(Indianapolis) — The Domestic Violence Network has presented its new Community Wide Plan with Indianapolis Mayor Joe Hogsett. The 2020 plan, Equity: Listening to the Truth, Amplifying Voices, Changing Systems, focuses on two populations that have in the past been left out of the conversation about domestic violence prevention and intervention: Black and African American women and the LGBTQ+ community.
In an effort to address all forms of violence and oppression, Domestic Violence Network spearheads a Community Wide Plan every three years to assess progress and address challenges to achieving violence-free homes.
Through research and community conversations, Domestic Violence Network decided two long-neglected and vulnerable populations, Black and African American women and the LGBTQ+ community, should be the focus of this year’s Community Wide Plan.

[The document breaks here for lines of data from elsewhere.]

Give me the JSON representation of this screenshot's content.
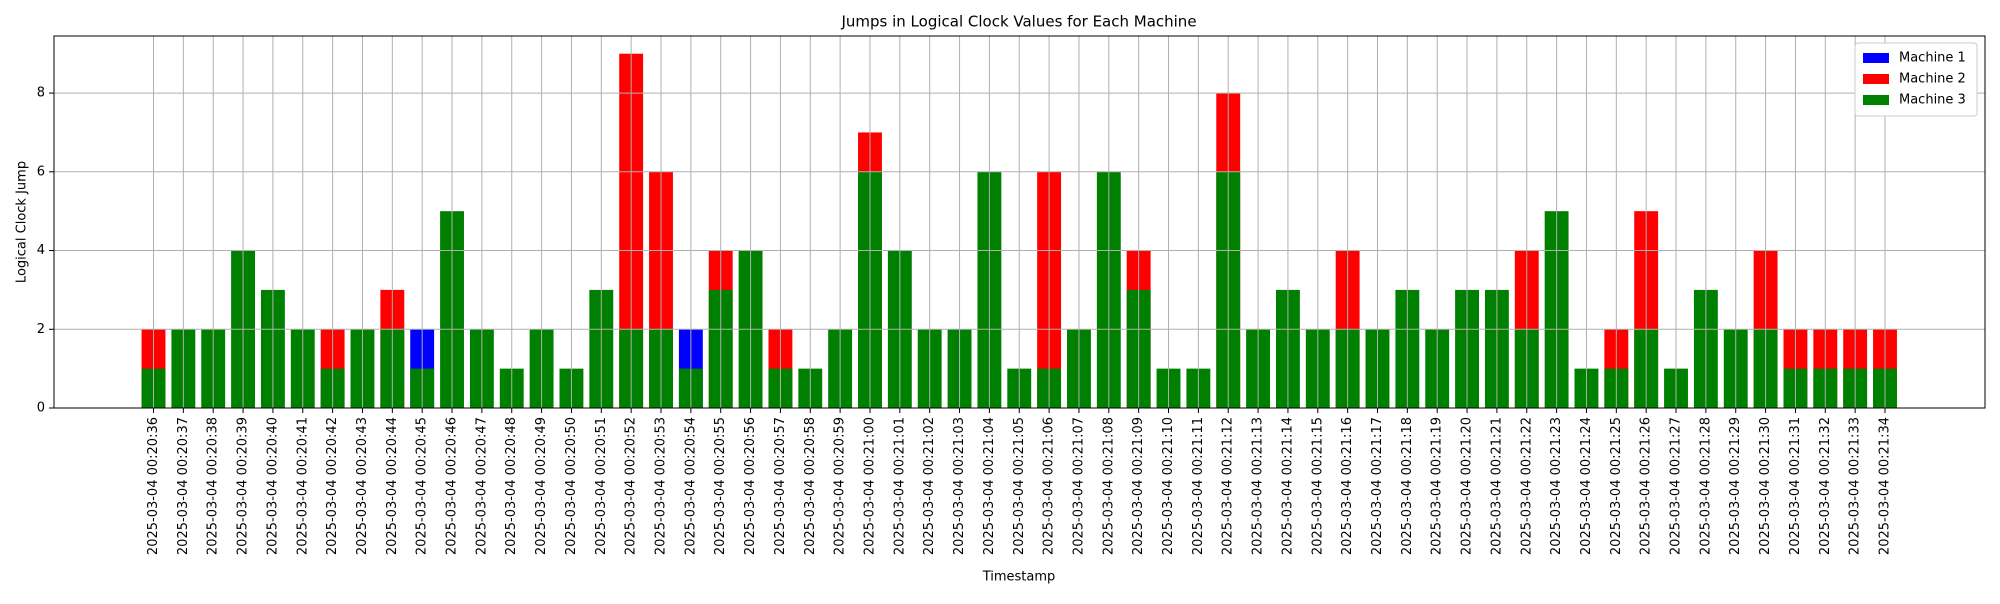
{
  "chart_data": {
    "type": "bar",
    "title": "Jumps in Logical Clock Values for Each Machine",
    "xlabel": "Timestamp",
    "ylabel": "Logical Clock Jump",
    "categories": [
      "2025-03-04 00:20:36",
      "2025-03-04 00:20:37",
      "2025-03-04 00:20:38",
      "2025-03-04 00:20:39",
      "2025-03-04 00:20:40",
      "2025-03-04 00:20:41",
      "2025-03-04 00:20:42",
      "2025-03-04 00:20:43",
      "2025-03-04 00:20:44",
      "2025-03-04 00:20:45",
      "2025-03-04 00:20:46",
      "2025-03-04 00:20:47",
      "2025-03-04 00:20:48",
      "2025-03-04 00:20:49",
      "2025-03-04 00:20:50",
      "2025-03-04 00:20:51",
      "2025-03-04 00:20:52",
      "2025-03-04 00:20:53",
      "2025-03-04 00:20:54",
      "2025-03-04 00:20:55",
      "2025-03-04 00:20:56",
      "2025-03-04 00:20:57",
      "2025-03-04 00:20:58",
      "2025-03-04 00:20:59",
      "2025-03-04 00:21:00",
      "2025-03-04 00:21:01",
      "2025-03-04 00:21:02",
      "2025-03-04 00:21:03",
      "2025-03-04 00:21:04",
      "2025-03-04 00:21:05",
      "2025-03-04 00:21:06",
      "2025-03-04 00:21:07",
      "2025-03-04 00:21:08",
      "2025-03-04 00:21:09",
      "2025-03-04 00:21:10",
      "2025-03-04 00:21:11",
      "2025-03-04 00:21:12",
      "2025-03-04 00:21:13",
      "2025-03-04 00:21:14",
      "2025-03-04 00:21:15",
      "2025-03-04 00:21:16",
      "2025-03-04 00:21:17",
      "2025-03-04 00:21:18",
      "2025-03-04 00:21:19",
      "2025-03-04 00:21:20",
      "2025-03-04 00:21:21",
      "2025-03-04 00:21:22",
      "2025-03-04 00:21:23",
      "2025-03-04 00:21:24",
      "2025-03-04 00:21:25",
      "2025-03-04 00:21:26",
      "2025-03-04 00:21:27",
      "2025-03-04 00:21:28",
      "2025-03-04 00:21:29",
      "2025-03-04 00:21:30",
      "2025-03-04 00:21:31",
      "2025-03-04 00:21:32",
      "2025-03-04 00:21:33",
      "2025-03-04 00:21:34"
    ],
    "series": [
      {
        "name": "Machine 1",
        "color": "#0000ff",
        "values": [
          0,
          0,
          0,
          0,
          0,
          0,
          0,
          0,
          0,
          2,
          0,
          0,
          0,
          0,
          0,
          0,
          0,
          0,
          2,
          0,
          0,
          0,
          0,
          0,
          0,
          0,
          0,
          0,
          0,
          0,
          0,
          0,
          0,
          0,
          0,
          0,
          0,
          0,
          0,
          0,
          0,
          0,
          0,
          0,
          0,
          0,
          0,
          0,
          0,
          0,
          0,
          0,
          0,
          0,
          0,
          0,
          0,
          0,
          0
        ]
      },
      {
        "name": "Machine 2",
        "color": "#ff0000",
        "values": [
          2,
          0,
          0,
          0,
          0,
          0,
          2,
          0,
          3,
          0,
          0,
          0,
          0,
          0,
          0,
          0,
          9,
          6,
          0,
          4,
          0,
          2,
          0,
          0,
          7,
          0,
          0,
          0,
          0,
          0,
          6,
          0,
          0,
          4,
          0,
          0,
          8,
          0,
          0,
          0,
          4,
          0,
          0,
          0,
          0,
          0,
          4,
          0,
          0,
          2,
          5,
          0,
          0,
          0,
          4,
          2,
          2,
          2,
          2
        ]
      },
      {
        "name": "Machine 3",
        "color": "#008000",
        "values": [
          1,
          2,
          2,
          4,
          3,
          2,
          1,
          2,
          2,
          1,
          5,
          2,
          1,
          2,
          1,
          3,
          2,
          2,
          1,
          3,
          4,
          1,
          1,
          2,
          6,
          4,
          2,
          2,
          6,
          1,
          1,
          2,
          6,
          3,
          1,
          1,
          6,
          2,
          3,
          2,
          2,
          2,
          3,
          2,
          3,
          3,
          2,
          5,
          1,
          1,
          2,
          1,
          3,
          2,
          2,
          1,
          1,
          1,
          1
        ]
      }
    ],
    "ylim": [
      0,
      9.45
    ],
    "yticks": [
      0,
      2,
      4,
      6,
      8
    ],
    "grid": true,
    "legend": "upper right"
  }
}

“We learned through our previous Community Wide Plan that domestic violence is an intersectional issue, and with our current plan we hope to shed light on how race, sexual orientation, and cisgender/transgender status are incredibly important when discussing domestic violence,” explained Kelly McBride, Domestic Violence Network’s executive director. “Over the next three years and beyond, we hope to advance the dialogue about systems that continue to hold these populations in oppression and address how to dismantle these systems with the goal of creating a more equitable Indianapolis.”
Statistics show that members of the Black and African American women and LGBTQ+ communities experience violence at higher rates than any other group in this country:
- Black and African American women are 2.5 times more likely to experience domestic violence than white females, yet less likely to utilize services.
- According to the Centers for Disease Control, an estimated 29.1% of Black and African American women are victimized by an intimate partner in their lifetimes.
- 2 in 5 men identifying as gay or bisexual and half of lesbian women will experience intimate partner violence in their lifetimes.
- 70% of LGBTQ+ youth have been bullied at school because of their sexual orientation.
Through its latest plan, the Domestic Violence Network seeks to get to the root cause of this inequity and facilitate collaboration among social services providers in Indianapolis to establish best practices in serving these populations.
Leading up to the formation of Equity, Domestic Violence Network gathered input through community conversations with members of the LGBTQ+ community, as well as with Black and African American women. It also conducted a series of focus groups with community partners, law enforcement, the City of Indianapolis, and grassroots organizations – all of whom work both directly and indirectly to fight domestic violence.
“As mayor of a city that strives for equity for all of our neighbors, I applaud the Domestic Violence Network, their partners, and the courageous men and women who have come forward to help shape and guide the 2020 Community Wide Plan,” said Mayor Joe Hogsett during the CWP unveiling. “The 2020 Plan is a tremendous step forward, and with a focus on Black and African American women and the LGBTQ+ community, we finally move closer to ending domestic violence in every home in Indianapolis.”